Sur le premier volet, je porte un regard favorable à la fusion des filières REP, qui pourrait en effet être source de simplification et de synergies. J'estime néanmoins que les alinéas introduits à l'Assemblée nationale, prévoyant que les éco-contributions versées par les producteurs d'emballages et de papiers couvrent exclusivement les coûts de gestion des déchets issus respectivement des emballages et des papiers, ne sont pas opportuns : ceux-ci limitent la portée de la fusion en empêchant effectivement les possibilités de synergie financière entre les emballages et les papiers graphiques. Je vous proposerai donc un amendement tendant à leur suppression.
Je serai beaucoup plus critique sur le volet du texte relatif à la presse, qui présente plusieurs écueils majeurs. Je considère tout d'abord que sortir la presse de la REP pourrait constituer un dangereux précédent susceptible d'affaiblir l'ensemble des REP. Ce serait en effet la première fois dans l'histoire de ce système - il est né en France dans les années 1990 et a essaimé partout en Europe - qu'un gisement serait retiré de la REP. D'autres secteurs pourraient utiliser ce premier régime d'exception en vue de demander des aménagements et des exonérations pour l'avenir, au détriment des collectivités territoriales et de la protection de l'environnement.

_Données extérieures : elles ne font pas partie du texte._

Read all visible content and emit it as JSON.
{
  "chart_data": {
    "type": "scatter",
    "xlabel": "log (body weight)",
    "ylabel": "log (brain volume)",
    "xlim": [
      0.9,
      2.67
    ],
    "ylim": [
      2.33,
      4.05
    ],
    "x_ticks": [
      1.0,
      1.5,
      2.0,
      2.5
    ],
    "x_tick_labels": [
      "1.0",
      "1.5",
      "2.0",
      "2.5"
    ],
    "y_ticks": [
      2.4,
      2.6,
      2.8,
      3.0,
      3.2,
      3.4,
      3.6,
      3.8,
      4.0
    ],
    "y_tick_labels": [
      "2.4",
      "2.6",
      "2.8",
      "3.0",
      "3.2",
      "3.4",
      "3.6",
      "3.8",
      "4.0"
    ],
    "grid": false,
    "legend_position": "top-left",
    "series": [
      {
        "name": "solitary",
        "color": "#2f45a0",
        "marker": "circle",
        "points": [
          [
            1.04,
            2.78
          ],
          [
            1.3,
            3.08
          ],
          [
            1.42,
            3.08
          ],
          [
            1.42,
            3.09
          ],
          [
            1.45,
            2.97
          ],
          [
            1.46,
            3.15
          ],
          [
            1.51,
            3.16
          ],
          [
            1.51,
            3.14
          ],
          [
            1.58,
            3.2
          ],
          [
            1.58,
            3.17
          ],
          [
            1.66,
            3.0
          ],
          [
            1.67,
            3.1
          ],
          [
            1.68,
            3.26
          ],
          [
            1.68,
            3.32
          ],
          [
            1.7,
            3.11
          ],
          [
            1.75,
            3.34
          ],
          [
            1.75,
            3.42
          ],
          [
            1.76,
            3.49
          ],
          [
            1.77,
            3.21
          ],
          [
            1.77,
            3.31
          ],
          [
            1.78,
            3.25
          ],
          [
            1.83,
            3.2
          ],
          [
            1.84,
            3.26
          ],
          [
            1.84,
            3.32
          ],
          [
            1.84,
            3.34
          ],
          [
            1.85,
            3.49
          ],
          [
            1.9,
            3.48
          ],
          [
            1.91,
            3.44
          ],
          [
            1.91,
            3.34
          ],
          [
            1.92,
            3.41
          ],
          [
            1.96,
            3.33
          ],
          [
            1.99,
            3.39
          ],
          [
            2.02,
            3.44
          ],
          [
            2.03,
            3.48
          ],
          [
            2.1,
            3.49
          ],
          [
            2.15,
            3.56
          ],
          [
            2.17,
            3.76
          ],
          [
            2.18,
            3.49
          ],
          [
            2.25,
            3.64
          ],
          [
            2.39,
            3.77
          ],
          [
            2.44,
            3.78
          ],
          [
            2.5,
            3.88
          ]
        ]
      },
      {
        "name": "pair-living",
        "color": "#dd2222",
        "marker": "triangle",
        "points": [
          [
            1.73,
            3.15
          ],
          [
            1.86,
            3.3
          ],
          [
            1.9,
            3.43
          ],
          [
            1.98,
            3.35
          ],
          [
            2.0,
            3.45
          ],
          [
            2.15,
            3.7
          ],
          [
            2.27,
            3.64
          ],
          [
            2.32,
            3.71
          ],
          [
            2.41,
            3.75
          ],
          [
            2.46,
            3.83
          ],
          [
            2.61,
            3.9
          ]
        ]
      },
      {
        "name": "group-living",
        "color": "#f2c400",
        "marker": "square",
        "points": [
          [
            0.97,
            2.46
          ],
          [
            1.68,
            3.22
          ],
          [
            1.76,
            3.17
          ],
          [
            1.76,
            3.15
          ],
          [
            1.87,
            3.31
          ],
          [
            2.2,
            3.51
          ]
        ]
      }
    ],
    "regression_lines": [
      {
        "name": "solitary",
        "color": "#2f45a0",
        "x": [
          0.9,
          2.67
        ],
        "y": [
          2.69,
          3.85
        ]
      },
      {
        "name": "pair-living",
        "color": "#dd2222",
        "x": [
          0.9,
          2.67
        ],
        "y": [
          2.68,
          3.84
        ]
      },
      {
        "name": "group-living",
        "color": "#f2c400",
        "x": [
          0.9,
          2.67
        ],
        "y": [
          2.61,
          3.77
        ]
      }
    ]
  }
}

Je rappelle que tout ce qui n'est pas pris en charge par les metteurs sur le marché doit être financé par les collectivités territoriales et les contribuables locaux. Le dispositif proposé aura donc un impact financier sur le service public de gestion des déchets. Si ce manque à gagner ne saurait être surestimé au regard du coût total du service public, le texte s'inscrit toutefois dans un contexte d'augmentation des charges, due à la hausse des prix de l'énergie ou encore à l'augmentation significative de la taxe générale sur les activités polluantes (TGAP).
Enfin, la seule condition posée à l'exonération de la presse des obligations de la filière REP est de « participer » à une convention de partenariat. Le texte ne prévoit donc aucune sanction du non-respect des engagements des publications de presse, à la différence de ce qui prévalait dans le mécanisme transitoire issu de la loi « Agec ».
Nous ne pouvons pas accepter une telle régression environnementale et une telle atteinte au service public de gestion des déchets géré par nos collectivités territoriales.
Je vous proposerai donc une autre solution, conciliant de manière plus satisfaisante protection du service public de gestion des déchets et préservation du secteur de la presse.
L'amendement que je vous présenterai vise ainsi à maintenir la presse dans le champ de la REP ; les contributions financières de la filière REP seraient toutefois modulées pour les produits contribuant à une information du public d'intérêt général sur la prévention et la gestion des déchets, notamment par la mise à disposition gratuite d'encarts, sous réserve de respecter des critères de performance environnementale fixés par décret. Cette modulation des contributions sous forme de prime pourra pleinement bénéficier aux publications de presse.
Les avantages de cette proposition sont nombreux. Celle-ci préserve l'intégrité de la REP en maintenant la presse en son sein. Elle est financièrement neutre pour le service public de gestion des déchets, car les primes versées devraient être compensées par la filière REP. Elle offre enfin des garanties environnementales, en conditionnant l'octroi des primes à l'atteinte de critères de performance environnementale. Cette option avait d'ailleurs été envisagée par les services ministériels au cours des travaux préparatoires à la loi « Agec », que j'avais menés il y a quatre ans.
Vous l'aurez compris, ma priorité est de préserver les filières REP pour protéger le service public de gestion des déchets et nos collectivités territoriales. Mes propositions tiennent également compte de la situation difficile dans laquelle se trouve la presse et apportent une réponse proportionnée aux difficultés auxquelles ce secteur fait face. Voici le chemin de crête que je vous propose d'emprunter ce matin.